The first step of the LTV project was to get IT approval and budgeting. In order to get the project used we needed to get the results loaded into the company data warehouse; in order to get that load we needed IT support. At the time we were also planning on having the LTV production system managed by the IT department; fortunately we wound up running the production system ourselves.
LTC had just instituted a strict resource allocation process for IT projects. Each project had to be justified in terms of return on investment based on financial analysis and passed by a committee of representatives of the various branches of the business. On the face of things this is a very straightforwards process but LTV was almost wrecked here.

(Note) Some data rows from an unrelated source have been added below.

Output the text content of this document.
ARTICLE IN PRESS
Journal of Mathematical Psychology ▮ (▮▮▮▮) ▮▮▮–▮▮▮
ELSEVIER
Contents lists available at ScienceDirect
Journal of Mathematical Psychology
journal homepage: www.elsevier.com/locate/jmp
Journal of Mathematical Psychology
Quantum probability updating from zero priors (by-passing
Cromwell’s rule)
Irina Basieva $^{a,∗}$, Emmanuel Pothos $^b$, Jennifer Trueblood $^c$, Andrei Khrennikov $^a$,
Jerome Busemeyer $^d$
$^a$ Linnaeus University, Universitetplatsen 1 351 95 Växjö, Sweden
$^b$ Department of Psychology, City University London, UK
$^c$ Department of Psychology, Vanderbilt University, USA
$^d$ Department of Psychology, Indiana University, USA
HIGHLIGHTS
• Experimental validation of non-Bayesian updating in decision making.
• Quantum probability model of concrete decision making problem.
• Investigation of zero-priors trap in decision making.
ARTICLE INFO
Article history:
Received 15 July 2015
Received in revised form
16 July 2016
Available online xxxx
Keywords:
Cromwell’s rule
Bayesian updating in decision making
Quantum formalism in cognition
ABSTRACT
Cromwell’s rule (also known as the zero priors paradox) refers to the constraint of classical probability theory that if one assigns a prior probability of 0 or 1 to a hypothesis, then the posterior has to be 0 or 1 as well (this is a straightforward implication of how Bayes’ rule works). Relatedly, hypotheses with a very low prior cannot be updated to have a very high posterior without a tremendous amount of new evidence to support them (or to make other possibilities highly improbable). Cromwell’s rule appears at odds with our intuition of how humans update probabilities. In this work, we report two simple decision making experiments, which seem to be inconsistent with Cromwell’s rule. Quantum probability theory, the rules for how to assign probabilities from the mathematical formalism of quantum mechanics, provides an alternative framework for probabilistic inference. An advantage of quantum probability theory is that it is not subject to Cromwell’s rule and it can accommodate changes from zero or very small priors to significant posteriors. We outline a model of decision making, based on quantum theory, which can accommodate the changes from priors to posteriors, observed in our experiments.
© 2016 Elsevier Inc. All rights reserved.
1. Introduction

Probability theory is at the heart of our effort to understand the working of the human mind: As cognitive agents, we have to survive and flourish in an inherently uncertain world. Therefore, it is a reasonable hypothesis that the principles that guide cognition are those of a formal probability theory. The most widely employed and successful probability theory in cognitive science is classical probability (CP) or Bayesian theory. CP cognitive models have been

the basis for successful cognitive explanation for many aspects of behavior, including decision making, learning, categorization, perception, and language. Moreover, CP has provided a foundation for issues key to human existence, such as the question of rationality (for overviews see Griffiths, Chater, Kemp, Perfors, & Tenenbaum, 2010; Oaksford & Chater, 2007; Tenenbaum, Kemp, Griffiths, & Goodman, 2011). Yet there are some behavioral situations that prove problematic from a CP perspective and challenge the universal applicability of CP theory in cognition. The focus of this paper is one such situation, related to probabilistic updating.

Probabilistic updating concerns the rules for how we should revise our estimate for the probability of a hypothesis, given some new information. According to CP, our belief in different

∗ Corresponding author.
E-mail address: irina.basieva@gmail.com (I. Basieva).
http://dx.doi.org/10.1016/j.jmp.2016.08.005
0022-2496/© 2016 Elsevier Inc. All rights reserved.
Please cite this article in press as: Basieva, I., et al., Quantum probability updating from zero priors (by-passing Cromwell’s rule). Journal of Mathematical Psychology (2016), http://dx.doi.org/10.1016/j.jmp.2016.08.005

The first issue was that customer value was a substantial change from the way LTC thought about customers. LTC had been committed to maintaining all their customers and fighting attrition (customers leaving the company) across the board. The idea that some customers were more valuable than others, and in fact some customers cost LTC more than their were worth, was a foreign concept. Because LTV represented a new way of thinking about the business the LTV project could not be valued in the attrition-based results metrics that were approved for use.
The second issue is that the IT project approving committee was composed of representatives from a broad spectrum of departments in LTC. In theory this was to ensure that the projects that were approved would be useful to the entire company. In practice, projects were decided on by committee members that had no IT experience, no experience in the processes of other departments, and not enough time to truly research the issues they were being asked to decide on. What happened was that projects got decided by corporate politics: the person reputation of the executive champion.
It was in getting our initial approval that our executive champion (EC) shone. Our EC had a considerable reputation within the company. It terms of making the ROI cutoff, what we did was to figure out the attrition gain necessary to make the cutoff and the EC promised to delivery that gain. We knew that the LTV system wasn't targeted at reducing attrition per se, but we also knew that if the project was at all successful getting approval after the fact would not be an issue.
The long approval process did have a substantial benefit: the series of meetings made most of the company aware of the LTV project.